Federal finance and housing regulators today issued a statement to assure lenders they are on the same page when it comes to special purpose credit programs.
The missive from the Federal Reserve, the Federal Deposit Insurance Corporation, the Office of the Comptroller of the Currency, the Consumer Financial Protection Bureau, the Department of Housing and Urban Development, the Department of Justice and the Federal Housing Finance Agency urged creditors to “explore opportunities to develop special purpose credit programs,” as long as they are within the bounds of the Equal Credit Opportunity Act, Regulation B and safe and sound lending practices.
Though regulators have the power to ding lenders for violating fair lending law, none of the agencies can give a special purpose credit program their blessing. Lenders are left to their own devices to design the programs, based on guidelines from the CFPB, and hope they get it right.
“While the agencies do not determine whether a program qualifies for special purpose credit status, creditors with questions about any aspect of ECOA and Regulation B’s special purpose credit provisions may consult their appropriate regulatory agencies,” the agencies wrote.
The interagency statement is the latest effort by regulators to give lenders the all-clear when it comes to special purpose credit programs.
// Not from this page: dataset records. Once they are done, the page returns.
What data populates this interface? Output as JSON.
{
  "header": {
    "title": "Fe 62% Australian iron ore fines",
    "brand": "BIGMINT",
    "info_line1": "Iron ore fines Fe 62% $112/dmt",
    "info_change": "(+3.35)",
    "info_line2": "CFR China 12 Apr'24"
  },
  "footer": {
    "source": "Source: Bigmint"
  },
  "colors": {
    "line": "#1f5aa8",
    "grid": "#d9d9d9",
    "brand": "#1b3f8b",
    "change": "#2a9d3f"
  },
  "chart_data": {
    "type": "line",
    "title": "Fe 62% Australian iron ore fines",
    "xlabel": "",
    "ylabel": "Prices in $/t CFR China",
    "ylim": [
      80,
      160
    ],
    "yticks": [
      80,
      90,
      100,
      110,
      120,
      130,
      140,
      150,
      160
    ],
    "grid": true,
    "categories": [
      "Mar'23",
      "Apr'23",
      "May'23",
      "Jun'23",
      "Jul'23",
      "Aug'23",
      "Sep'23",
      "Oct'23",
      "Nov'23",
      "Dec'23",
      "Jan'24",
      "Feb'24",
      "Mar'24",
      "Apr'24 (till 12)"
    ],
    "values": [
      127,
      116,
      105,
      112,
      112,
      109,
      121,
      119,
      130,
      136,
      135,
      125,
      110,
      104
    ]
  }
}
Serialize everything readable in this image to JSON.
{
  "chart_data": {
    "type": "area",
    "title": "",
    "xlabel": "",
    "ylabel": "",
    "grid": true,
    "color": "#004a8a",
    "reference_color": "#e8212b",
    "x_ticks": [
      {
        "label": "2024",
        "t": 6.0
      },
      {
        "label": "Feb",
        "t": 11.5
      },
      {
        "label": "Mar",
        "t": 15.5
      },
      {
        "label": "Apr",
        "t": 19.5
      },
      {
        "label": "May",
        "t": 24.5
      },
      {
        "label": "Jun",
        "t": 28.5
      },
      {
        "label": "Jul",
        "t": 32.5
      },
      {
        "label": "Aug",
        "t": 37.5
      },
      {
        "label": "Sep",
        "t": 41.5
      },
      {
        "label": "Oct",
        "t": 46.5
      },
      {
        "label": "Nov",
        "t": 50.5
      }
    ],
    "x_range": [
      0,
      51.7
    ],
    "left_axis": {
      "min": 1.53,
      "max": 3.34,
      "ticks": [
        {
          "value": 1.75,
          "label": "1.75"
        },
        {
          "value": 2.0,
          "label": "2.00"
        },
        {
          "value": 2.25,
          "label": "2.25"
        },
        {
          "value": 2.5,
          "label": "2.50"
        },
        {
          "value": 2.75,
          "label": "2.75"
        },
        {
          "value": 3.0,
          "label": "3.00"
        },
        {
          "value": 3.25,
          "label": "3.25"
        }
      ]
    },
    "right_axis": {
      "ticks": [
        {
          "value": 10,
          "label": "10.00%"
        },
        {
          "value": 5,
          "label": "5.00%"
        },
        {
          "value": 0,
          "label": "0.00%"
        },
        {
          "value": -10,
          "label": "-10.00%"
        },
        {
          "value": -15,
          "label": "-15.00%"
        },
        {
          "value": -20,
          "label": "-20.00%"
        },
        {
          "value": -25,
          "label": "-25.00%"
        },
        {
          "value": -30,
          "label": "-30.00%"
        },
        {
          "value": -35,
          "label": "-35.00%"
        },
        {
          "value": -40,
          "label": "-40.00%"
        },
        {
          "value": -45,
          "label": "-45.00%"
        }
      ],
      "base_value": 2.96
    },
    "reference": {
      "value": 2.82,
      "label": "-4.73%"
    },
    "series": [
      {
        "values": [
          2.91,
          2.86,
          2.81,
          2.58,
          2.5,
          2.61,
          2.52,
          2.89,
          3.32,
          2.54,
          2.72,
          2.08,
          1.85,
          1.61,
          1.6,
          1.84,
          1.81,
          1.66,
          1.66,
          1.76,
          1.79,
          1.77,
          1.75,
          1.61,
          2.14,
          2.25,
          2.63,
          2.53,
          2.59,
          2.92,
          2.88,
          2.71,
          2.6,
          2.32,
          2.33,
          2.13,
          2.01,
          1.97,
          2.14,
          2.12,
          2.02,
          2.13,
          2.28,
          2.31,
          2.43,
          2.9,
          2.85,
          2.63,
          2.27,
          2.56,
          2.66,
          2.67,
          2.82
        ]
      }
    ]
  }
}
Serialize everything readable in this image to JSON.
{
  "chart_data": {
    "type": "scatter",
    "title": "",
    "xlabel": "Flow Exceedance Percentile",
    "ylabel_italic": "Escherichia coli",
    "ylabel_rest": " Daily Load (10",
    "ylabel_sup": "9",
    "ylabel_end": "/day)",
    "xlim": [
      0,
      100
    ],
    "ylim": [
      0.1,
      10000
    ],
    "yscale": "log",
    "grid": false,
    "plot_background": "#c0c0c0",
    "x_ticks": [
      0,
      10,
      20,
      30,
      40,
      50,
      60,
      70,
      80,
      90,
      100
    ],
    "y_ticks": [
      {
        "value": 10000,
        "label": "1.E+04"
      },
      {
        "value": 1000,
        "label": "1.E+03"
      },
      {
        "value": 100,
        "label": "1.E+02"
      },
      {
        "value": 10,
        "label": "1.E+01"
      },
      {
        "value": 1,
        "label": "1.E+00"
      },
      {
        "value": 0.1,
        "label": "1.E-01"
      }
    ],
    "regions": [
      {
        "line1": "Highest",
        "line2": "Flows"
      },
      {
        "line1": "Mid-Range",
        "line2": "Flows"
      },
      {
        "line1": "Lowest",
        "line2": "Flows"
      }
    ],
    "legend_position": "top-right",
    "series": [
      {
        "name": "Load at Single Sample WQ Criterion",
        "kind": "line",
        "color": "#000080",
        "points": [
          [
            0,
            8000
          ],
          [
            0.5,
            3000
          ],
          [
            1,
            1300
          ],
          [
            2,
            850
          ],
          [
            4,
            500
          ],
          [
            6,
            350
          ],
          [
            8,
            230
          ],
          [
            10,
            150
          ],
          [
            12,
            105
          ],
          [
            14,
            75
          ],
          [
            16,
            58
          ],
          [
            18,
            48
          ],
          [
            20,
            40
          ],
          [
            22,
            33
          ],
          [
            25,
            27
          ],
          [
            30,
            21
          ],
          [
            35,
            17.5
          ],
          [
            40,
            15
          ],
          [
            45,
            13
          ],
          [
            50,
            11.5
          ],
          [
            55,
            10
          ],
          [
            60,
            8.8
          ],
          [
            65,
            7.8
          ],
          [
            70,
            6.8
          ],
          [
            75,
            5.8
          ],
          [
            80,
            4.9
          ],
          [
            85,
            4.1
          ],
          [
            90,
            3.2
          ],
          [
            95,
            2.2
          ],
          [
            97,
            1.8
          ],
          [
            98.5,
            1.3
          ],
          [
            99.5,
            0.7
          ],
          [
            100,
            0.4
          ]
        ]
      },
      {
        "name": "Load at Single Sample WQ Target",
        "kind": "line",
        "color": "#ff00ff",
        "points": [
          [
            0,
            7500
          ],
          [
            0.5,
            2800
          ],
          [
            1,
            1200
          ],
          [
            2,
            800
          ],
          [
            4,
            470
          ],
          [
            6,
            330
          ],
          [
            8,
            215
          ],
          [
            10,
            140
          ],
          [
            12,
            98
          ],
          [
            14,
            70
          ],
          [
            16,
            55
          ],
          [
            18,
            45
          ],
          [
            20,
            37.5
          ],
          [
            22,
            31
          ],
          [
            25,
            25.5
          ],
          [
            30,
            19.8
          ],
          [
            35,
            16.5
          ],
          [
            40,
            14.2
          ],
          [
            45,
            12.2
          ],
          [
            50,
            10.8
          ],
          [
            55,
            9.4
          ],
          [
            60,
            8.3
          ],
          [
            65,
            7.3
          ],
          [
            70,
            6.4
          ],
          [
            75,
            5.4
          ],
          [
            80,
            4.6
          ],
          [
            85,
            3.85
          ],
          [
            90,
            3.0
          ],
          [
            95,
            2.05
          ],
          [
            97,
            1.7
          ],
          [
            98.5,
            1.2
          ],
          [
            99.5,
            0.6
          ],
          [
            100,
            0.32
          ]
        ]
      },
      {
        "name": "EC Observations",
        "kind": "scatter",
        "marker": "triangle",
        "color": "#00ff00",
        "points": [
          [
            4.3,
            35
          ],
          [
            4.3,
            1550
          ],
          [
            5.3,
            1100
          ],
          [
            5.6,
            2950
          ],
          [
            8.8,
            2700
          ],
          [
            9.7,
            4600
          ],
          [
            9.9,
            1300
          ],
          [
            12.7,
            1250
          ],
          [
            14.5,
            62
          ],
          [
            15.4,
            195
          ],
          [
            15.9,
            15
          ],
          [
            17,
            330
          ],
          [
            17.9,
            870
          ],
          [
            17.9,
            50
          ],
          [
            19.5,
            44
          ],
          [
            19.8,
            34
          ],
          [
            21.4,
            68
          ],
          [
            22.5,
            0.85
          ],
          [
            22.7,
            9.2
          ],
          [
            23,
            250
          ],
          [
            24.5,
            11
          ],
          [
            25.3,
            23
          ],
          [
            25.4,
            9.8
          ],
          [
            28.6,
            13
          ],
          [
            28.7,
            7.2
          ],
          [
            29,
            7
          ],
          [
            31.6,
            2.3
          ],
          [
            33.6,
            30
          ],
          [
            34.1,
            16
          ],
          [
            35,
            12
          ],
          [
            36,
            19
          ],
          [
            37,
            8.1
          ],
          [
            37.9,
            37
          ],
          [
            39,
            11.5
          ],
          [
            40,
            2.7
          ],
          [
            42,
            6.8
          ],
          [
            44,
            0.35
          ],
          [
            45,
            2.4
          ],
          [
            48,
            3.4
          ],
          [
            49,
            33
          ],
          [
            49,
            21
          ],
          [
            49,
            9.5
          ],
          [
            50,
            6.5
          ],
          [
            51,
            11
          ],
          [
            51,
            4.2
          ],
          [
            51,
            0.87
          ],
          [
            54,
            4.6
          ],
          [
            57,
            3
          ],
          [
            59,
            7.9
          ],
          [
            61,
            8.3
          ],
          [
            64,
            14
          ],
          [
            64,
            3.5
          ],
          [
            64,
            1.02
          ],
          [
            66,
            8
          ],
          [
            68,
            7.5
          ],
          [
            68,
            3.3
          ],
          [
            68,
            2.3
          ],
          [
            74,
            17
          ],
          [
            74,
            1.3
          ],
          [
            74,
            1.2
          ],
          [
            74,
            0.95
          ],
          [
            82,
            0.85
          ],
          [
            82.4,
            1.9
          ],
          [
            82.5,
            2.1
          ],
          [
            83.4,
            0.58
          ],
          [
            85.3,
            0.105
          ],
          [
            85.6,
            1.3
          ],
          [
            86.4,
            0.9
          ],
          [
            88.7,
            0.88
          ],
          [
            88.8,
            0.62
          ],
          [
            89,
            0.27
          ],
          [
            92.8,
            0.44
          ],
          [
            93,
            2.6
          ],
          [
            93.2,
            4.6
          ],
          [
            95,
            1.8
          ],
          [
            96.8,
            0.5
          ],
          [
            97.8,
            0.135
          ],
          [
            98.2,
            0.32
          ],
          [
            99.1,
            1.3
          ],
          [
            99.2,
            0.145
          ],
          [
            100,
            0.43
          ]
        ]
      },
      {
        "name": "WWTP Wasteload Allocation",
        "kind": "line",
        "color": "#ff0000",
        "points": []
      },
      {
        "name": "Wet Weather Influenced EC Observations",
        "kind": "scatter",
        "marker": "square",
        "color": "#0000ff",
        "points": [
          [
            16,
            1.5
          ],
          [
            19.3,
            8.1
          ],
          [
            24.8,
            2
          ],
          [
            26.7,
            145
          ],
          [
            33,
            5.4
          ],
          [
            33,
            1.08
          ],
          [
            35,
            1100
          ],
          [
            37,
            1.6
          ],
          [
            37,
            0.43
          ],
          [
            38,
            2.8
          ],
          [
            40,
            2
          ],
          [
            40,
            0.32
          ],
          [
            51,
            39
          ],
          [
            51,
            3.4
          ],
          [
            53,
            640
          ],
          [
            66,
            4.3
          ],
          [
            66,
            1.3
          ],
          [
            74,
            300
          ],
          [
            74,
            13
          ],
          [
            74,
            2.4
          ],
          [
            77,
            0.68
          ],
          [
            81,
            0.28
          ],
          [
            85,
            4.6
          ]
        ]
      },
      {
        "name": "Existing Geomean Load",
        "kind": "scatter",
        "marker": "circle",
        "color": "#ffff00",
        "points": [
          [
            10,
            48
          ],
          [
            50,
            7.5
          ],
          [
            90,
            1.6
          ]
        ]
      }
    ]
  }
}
In December 2021, HUD resolved long standing questions about whether special purpose programs would violate the fair housing act.
A year prior, the CFPB, gave directions for how for-profit organizations could implement special purpose credit programs without running afoul of ECOA. The watchdog agency provided clarity for the kind of research and data that go into creating a targeted lending program.
CFPB officials have also since made public statements in support of the programs. Acting Director David Uejio spoke in September 2021 about how special purpose credit programs “serve as an important tool” for mortgage lenders to assist underserved borrowers.
Special purpose credit programs, Uejio said, are “also a recognition that government alone cannot solve this problem.”
For the programs to have an impact — as Congress envisioned 45 years ago — regulators need lenders’ buy-in. Yet mortgage lenders are still reluctant to implement the targeted lending programs. The CFPB does not have data on the number and variety of SPCPs currently in existence, an agency spokesperson said.
Mortgage lenders still have reservations about implementing targeted lending programs. That there is no safe harbor for special purpose credit programs is a sticking point, said Andy Arculin, a partner at Blank Rome LLP, who was previously senior counsel in the CFPB’s Office of Regulations.
Lenders are expected to implement the programs, Arculin said, but they then may get examined for compliance, or sued for violating ECOA.
“If the regulators were willing to give someone a decision with a safe harbor behind it, lenders would be much more inclined to develop the programs,” said Arculin. “If you don’t have assurances it’s bulletproof or kosher, it’s a risk.”